Richard Brooks

Published: 14 Mar 2026

Post Mortem

Post Mortem book cover

A fantastic outline of an extremely long-running Horizon Post Office scandal, ranging from the very beginning (the birth of Horizon via a tender delivered by ICL/Fujitsu in the 90s) to present day, still unfinished but nearing its end stage with overturning prosecutions and finishing schemes to compensate victims, including some necessary background information around the Post Office’s conception, primarily why the organisation had the power to privately prosecute as well as how inherent distrust of sub-postmasters was ingrained in its medieval origins. The extensive reference and usage of the myriad of documents revealed and produced during this decade long scandal makes the book feel comprehensive and complete in its analysis whilst simultaneously allowing the story to unfold and keep the dizzying chronology simple and straightforward to understand - to focus on the most important aspects, primarily on how institutions (even ones run in the public interest) can cease to function properly when financial and corporate interests supersede human ones - to the point of constructing a multi-decade conspiracy of silence around Horizon and ruining hundreds of lives in the process.

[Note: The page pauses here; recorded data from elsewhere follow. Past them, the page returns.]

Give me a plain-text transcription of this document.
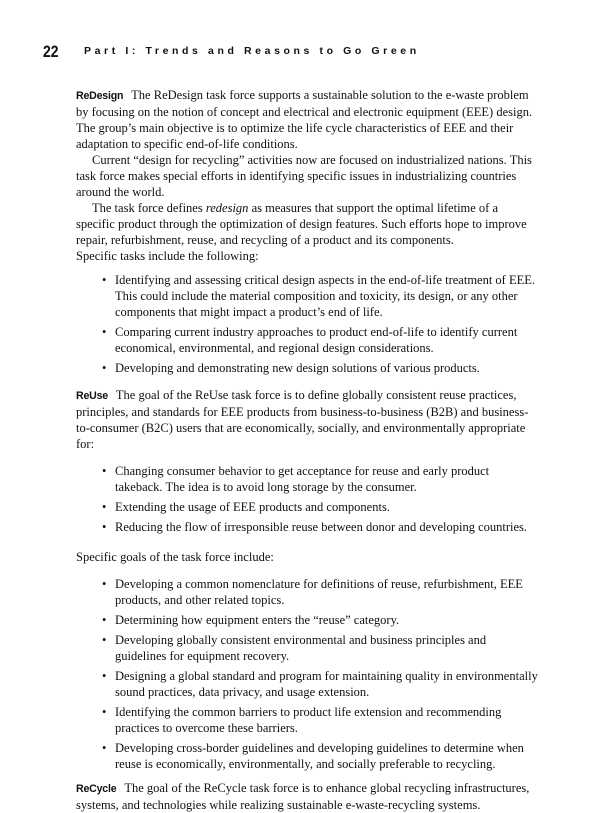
22 Part I: Trends and Reasons to Go Green

ReDesign The ReDesign task force supports a sustainable solution to the e-waste problem by focusing on the notion of concept and electrical and electronic equipment (EEE) design. The group’s main objective is to optimize the life cycle characteristics of EEE and their adaptation to specific end-of-life conditions.

Current “design for recycling” activities now are focused on industrialized nations. This task force makes special efforts in identifying specific issues in industrializing countries around the world.

The task force defines redesign as measures that support the optimal lifetime of a specific product through the optimization of design features. Such efforts hope to improve repair, refurbishment, reuse, and recycling of a product and its components.

Specific tasks include the following:

• Identifying and assessing critical design aspects in the end-of-life treatment of EEE. This could include the material composition and toxicity, its design, or any other components that might impact a product’s end of life.
• Comparing current industry approaches to product end-of-life to identify current economical, environmental, and regional design considerations.
• Developing and demonstrating new design solutions of various products.

ReUse The goal of the ReUse task force is to define globally consistent reuse practices, principles, and standards for EEE products from business-to-business (B2B) and business-to-consumer (B2C) users that are economically, socially, and environmentally appropriate for:

• Changing consumer behavior to get acceptance for reuse and early product takeback. The idea is to avoid long storage by the consumer.
• Extending the usage of EEE products and components.
• Reducing the flow of irresponsible reuse between donor and developing countries.

Specific goals of the task force include:

• Developing a common nomenclature for definitions of reuse, refurbishment, EEE products, and other related topics.
• Determining how equipment enters the “reuse” category.
• Developing globally consistent environmental and business principles and guidelines for equipment recovery.
• Designing a global standard and program for maintaining quality in environmentally sound practices, data privacy, and usage extension.
• Identifying the common barriers to product life extension and recommending practices to overcome these barriers.
• Developing cross-border guidelines and developing guidelines to determine when reuse is economically, environmentally, and socially preferable to recycling.

ReCycle The goal of the ReCycle task force is to enhance global recycling infrastructures, systems, and technologies while realizing sustainable e-waste-recycling systems.
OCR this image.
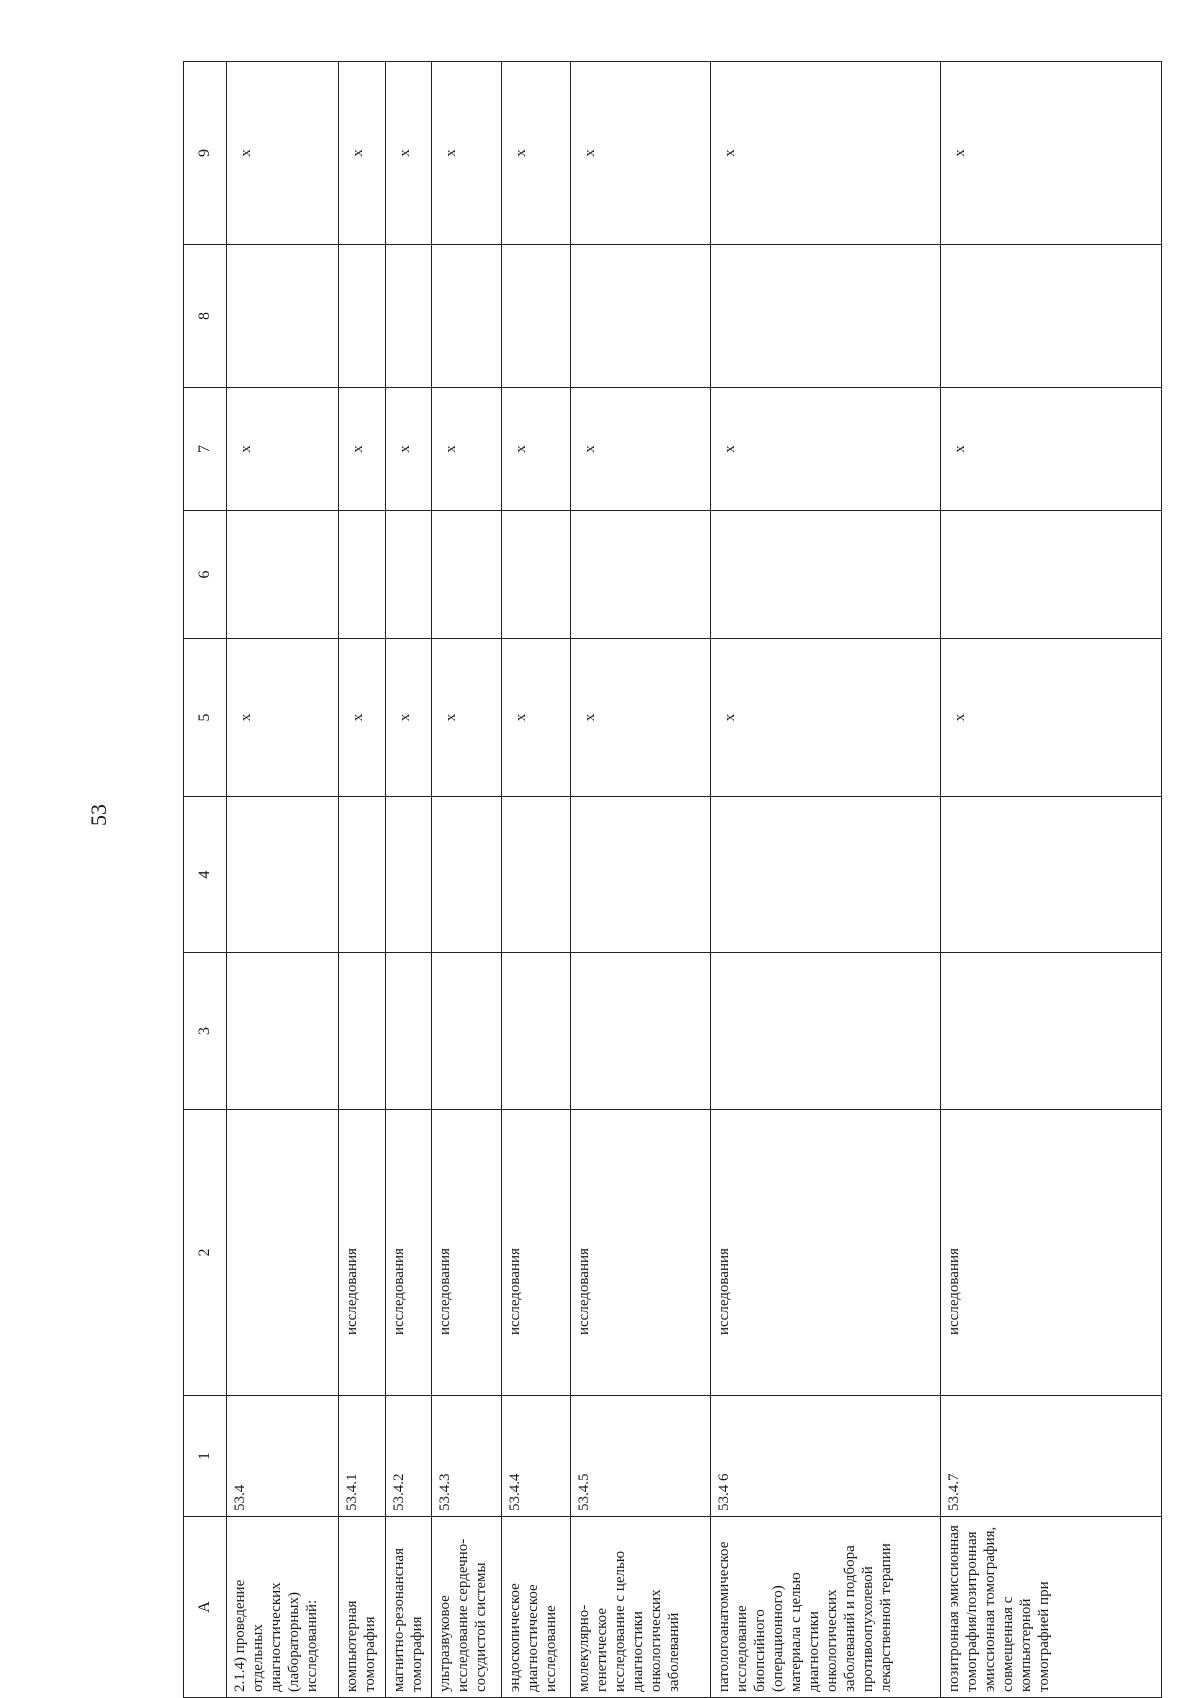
53
А	1	2	3	4	5	6	7	8	9
2.1.4) проведение отдельных диагностических (лабораторных) исследований:	53.4				x		x		x
компьютерная томография	53.4.1	исследования			x		x		x
магнитно-резонансная томография	53.4.2	исследования			x		x		x
ультразвуковое исследование сердечно-сосудистой системы	53.4.3	исследования			x		x		x
эндоскопическое диагностическое исследование	53.4.4	исследования			x		x		x
молекулярно-генетическое исследование с целью диагностики онкологических заболеваний	53.4.5	исследования			x		x		x
патологоанатомическое исследование биопсийного (операционного) материала с целью диагностики онкологических заболеваний и подбора противоопухолевой лекарственной терапии	53.4 6	исследования			x		x		x
позитронная эмиссионная томография/позитронная эмиссионная томография, совмещенная с компьютерной томографией при	53.4.7	исследования			x		x		x
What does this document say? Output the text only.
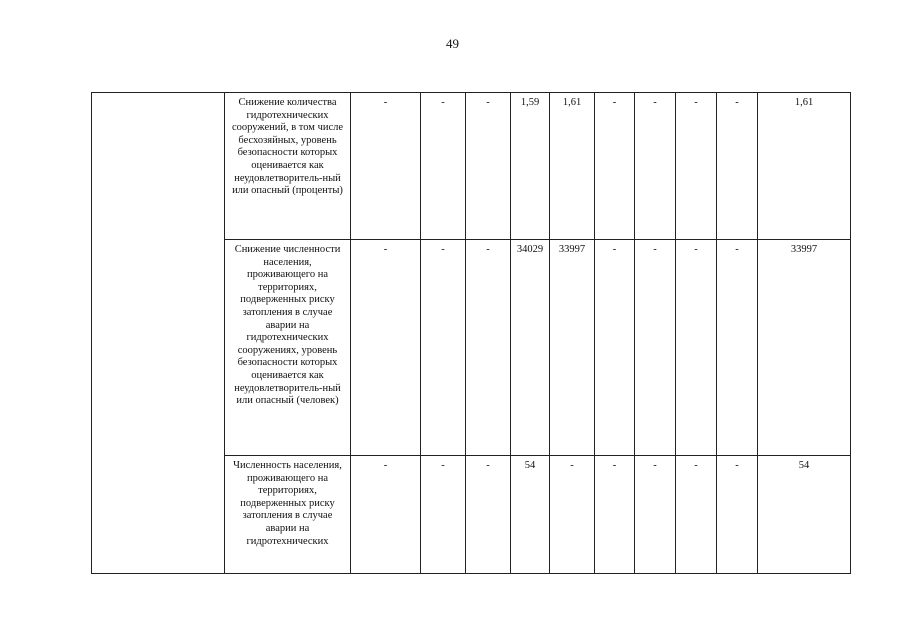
49
	Снижение количества гидротехнических сооружений, в том числе бесхозяйных, уровень безопасности которых оценивается как неудовлетворитель-ный или опасный (проценты)	-	-	-	1,59	1,61	-	-	-	-	1,61
	Снижение численности населения, проживающего на территориях, подверженных риску затопления в случае аварии на гидротехнических сооружениях, уровень безопасности которых оценивается как неудовлетворитель-ный или опасный (человек)	-	-	-	34029	33997	-	-	-	-	33997

	Численность населения, проживающего на территориях, подверженных риску затопления в случае аварии на гидротехнических	-	-	-	54	-	-	-	-	-	54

A “wasteful government mega-IT project” is nothing new, but ultimately this was a human problem, and its (morbidly) fascinating seeing all ranges of people working for government, public bodies and private corporations all willingly (or unwillingly, via a mass internal pressure to ’not rock the boat’) engulfed in the mass conspiracy of “Horizon is robust” for decades - with many seemingly still “true believers” at the inquiries of how and why this all happened. Ultimately, despite the massive amount of time and energy taken to deliver highly imperfect justice, it does show the power of the “little people”, banding together under obvious injustice and against all odds, achieve some form of victory.